Chiunque abbia modo di conoscerlo non può non pensare al sogno neoplatonico di Poliphilo nella Ypne-roto-machìa di Francesco Colonna (un testo, o poema, o visione fantasmatica del 1499). Testo raro e tanto caro a Tilson, come lui stesso mi conferma.
Ebbene cosa trovo nelle litografie e acqueforti di Tilson in questo libro prezioso che ammiriamo qui: trovo la stele della spirale labirintica che mi rammenta le lapidi degli Astragali con segni cabalistici e citazioni virgiliane più volte inserite nel poema di Francesco Colonna; trovo il simbolo prolifico e misterioso del melograno tanto ripreso nelle opere del tardo rinascimento e del maniersmo; trovo il calco della mano che miracolosamente segna sull’acqua di un lago… il ritmo placido del remo… la minuscola barca, il mormorio del vento, il respiro di una farfalla, i loti e il loro dono dell’oblio… Una nuova sorprendente indescrivibile annunciazione
Le Otto poesie di questo libro vanno dal 1949 al 2000: nella loro sintetica progressione coprono quindi quasi l’intero arco della produzione poetica di Roberto Sanesi. In breve, per accenni, un lunga storia.
Vogliamo cogliere il filo rosso di quel barocco leggero di cui si è parlato, che riconosceva lo stesso Roberto?
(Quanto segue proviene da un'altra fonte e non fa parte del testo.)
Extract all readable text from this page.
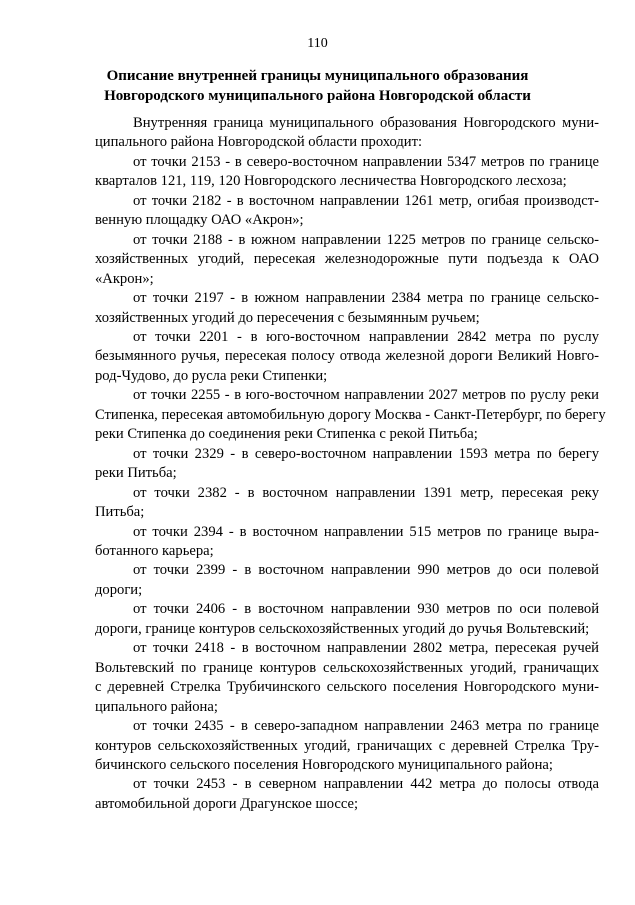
110
Описание внутренней границы муниципального образования
Новгородского муниципального района Новгородской области
Внутренняя граница муниципального образования Новгородского муни-
ципального района Новгородской области проходит:
от точки 2153 - в северо-восточном направлении 5347 метров по границе
кварталов 121, 119, 120 Новгородского лесничества Новгородского лесхоза;
от точки 2182 - в восточном направлении 1261 метр, огибая производст-
венную площадку ОАО «Акрон»;
от точки 2188 - в южном направлении 1225 метров по границе сельско-
хозяйственных угодий, пересекая железнодорожные пути подъезда к ОАО
«Акрон»;
от точки 2197 - в южном направлении 2384 метра по границе сельско-
хозяйственных угодий до пересечения с безымянным ручьем;
от точки 2201 - в юго-восточном направлении 2842 метра по руслу
безымянного ручья, пересекая полосу отвода железной дороги Великий Новго-
род-Чудово, до русла реки Стипенки;
от точки 2255 - в юго-восточном направлении 2027 метров по руслу реки
Стипенка, пересекая автомобильную дорогу Москва - Санкт-Петербург, по берегу
реки Стипенка до соединения реки Стипенка с рекой Питьба;
от точки 2329 - в северо-восточном направлении 1593 метра по берегу
реки Питьба;
от точки 2382 - в восточном направлении 1391 метр, пересекая реку
Питьба;
от точки 2394 - в восточном направлении 515 метров по границе выра-
ботанного карьера;
от точки 2399 - в восточном направлении 990 метров до оси полевой
дороги;
от точки 2406 - в восточном направлении 930 метров по оси полевой
дороги, границе контуров сельскохозяйственных угодий до ручья Вольтевский;
от точки 2418 - в восточном направлении 2802 метра, пересекая ручей
Вольтевский по границе контуров сельскохозяйственных угодий, граничащих
с деревней Стрелка Трубичинского сельского поселения Новгородского муни-
ципального района;
от точки 2435 - в северо-западном направлении 2463 метра по границе
контуров сельскохозяйственных угодий, граничащих с деревней Стрелка Тру-
бичинского сельского поселения Новгородского муниципального района;
от точки 2453 - в северном направлении 442 метра до полосы отвода
автомобильной дороги Драгунское шоссе;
Ecco allora:

1949: … la fiducia assorta degli uccelli… le viscide astrazioni del silenzio…le vene e i cristalli d’agosto…

1980: … nell’imminenza / porosa di una nuvola… il grande taglio / nell’ombra… l’orrido in fondo / precipite… fumosa clamide allora / dellacivetta…

1980: … la simmetria insanabile / dello sguardo appoggiato alla colonna

1980: … l’intricata ferocia che ne viene / l’istante / del non finito che ancora s’arrampica / a lusingare il profilo notturno…

1990: … l’ingenito idillio

1999: … la notte mi perseguita / quando organizza in sogno anche la perdita / che mi pareva ormai definitiva…

2000:… gli occhi / del buio rimasti in incognito…

2000:… perché portare a termine / quando nessuno, in giardino, / ha mai visto il mio glicine concluso. / Se allora fosse del fiore il fallimento, / questa, diremmo, è la bellezza del mondo, / la sua esperienza visibile.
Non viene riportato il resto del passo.